The Berlin Wall
The Berlin Wall was an obstacle that divided East Germany from West Germany between 1961 and 1989, it was raised by the German Democratic Republic (GDR, East Germany) starting on 13 August 1961. It completely separated (by land) West Berlin from surrounding East Germany and from East Berlin until it was demolished in November 1989.
Its destruction officially began on the 13th of June 1990 and was finished in 1992. The establishment was also comprised of guard towers situated along large concrete walls, which marked a wide area which was later known as the “death strip” that contained anti-vehicle trenches, “fakir beds” and other defensive structures. The Eastern Bloc presented the wall as a way to protect its citizens and “the will of the people” from fascist elements that were conspiring against them in building a socialist state in East Germany. While actually the Wall was used as a means of preventing the massive emigrations and defections that marked East Germany and the entire Eastern Bloc during the post-World War II period. It came to symbolize the “Iron Curtain” that separated Western Europe and the Eastern Bloc during the Cold War.
The Iron Curtain
Iron Curtain, the ideological, military, and political barrier established by the Soviet Union following World War II to isolate itself and its allies from eastern and central Europe from direct communication with the western countries and other noncommunist countries. Joseph Stalin’s death in 1953 drastically reduced the rigidity and restrictions of the Iron Curtain, but they were reinstated in 1961 when the construction of the Berlin Wall was finished. The Iron Curtain was demolished between 1989 and 1990 when the communists abandoned the one-party rule in the Eastern Bloc.
The fall
In 1989, a political chain of events occurred in the Eastern Europe, starting with the lifting of the Soviet Bloc’s power systems and the degradation of political power in the pro-Soviet governments in neighboring Hungary and Poland. On the 9th of November, following several weeks of civil unrest, the German Democratic Republic issued a statement saying that all GDR citizens could cross over to West Berlin and West Germany. Thousands of East Germans climbed over the wall, reuniting with West Germans on the other side in joyful relief. In the following weeks, the newly liberated public took the wall down piece by piece; industrial equipment was used to remove most of what was left by the government. Although in popular belief it is thought that the demolition of the wall began in the summer of 1990, it was actually finished in 1992. These events were the building blocks for the German Reunification, which was officially concluded by the Government on the 3rd of October 1990.
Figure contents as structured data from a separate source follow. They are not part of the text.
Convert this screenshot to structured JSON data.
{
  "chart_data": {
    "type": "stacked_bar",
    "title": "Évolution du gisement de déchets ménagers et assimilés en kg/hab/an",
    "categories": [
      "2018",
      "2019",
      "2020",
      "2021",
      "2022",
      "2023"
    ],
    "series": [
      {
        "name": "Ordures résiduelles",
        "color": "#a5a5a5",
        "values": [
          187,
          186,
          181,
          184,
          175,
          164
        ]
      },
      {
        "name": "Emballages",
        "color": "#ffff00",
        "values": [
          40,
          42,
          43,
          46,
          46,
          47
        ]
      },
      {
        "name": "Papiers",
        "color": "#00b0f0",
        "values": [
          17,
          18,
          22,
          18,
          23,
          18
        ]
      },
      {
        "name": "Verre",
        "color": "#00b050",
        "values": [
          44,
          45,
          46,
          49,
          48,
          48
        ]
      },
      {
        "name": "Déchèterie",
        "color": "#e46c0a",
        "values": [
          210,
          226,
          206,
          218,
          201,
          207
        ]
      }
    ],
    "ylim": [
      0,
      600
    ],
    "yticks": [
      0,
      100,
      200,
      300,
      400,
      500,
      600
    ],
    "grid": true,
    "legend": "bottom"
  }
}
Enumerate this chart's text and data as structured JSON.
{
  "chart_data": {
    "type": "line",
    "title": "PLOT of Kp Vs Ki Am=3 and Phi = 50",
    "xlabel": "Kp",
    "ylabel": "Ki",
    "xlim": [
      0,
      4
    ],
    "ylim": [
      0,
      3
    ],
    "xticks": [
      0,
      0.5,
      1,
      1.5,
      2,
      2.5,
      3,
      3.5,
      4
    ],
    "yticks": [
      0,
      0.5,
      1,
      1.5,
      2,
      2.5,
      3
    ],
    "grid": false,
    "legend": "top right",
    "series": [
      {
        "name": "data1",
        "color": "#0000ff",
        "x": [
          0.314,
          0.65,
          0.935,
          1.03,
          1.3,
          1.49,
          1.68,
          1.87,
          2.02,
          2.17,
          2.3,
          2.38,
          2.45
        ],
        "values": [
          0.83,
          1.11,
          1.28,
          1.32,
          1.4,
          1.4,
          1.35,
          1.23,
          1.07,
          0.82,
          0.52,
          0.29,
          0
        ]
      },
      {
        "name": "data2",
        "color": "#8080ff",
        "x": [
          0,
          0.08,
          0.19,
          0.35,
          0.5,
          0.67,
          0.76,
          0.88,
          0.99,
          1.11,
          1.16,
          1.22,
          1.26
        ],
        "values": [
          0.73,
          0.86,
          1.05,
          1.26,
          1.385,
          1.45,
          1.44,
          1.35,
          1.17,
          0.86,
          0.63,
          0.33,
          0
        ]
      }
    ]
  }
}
Almost 2 million East Germans rushed through the open border and into West Germany within the first 2 days of the fall of the Wall. In just a week, more than half of the country’s population of 16 million crossed through to the other Germany. The rushing mobs flooded stores in West Berlin and West German and all bordering towns, with East Germans amazed by abundance of goods which they could have only dreamed of in the east side. But as the celebrations faded, East Germans realized they were outsiders in a new land. Their eastern currency had no value in the West, so the 100 deutsche marks which was a welcoming gift from the western German government were swiftly spent. Almost immediately the anti-regime demonstrations in East Germany called for new reforms: They demanded the unified deutsche mark, which inevitably meant reuniting Germany . In the following months, the West German government would start a massive income of financial and social subsidies and within a year make whole a country divided for the next 40 years.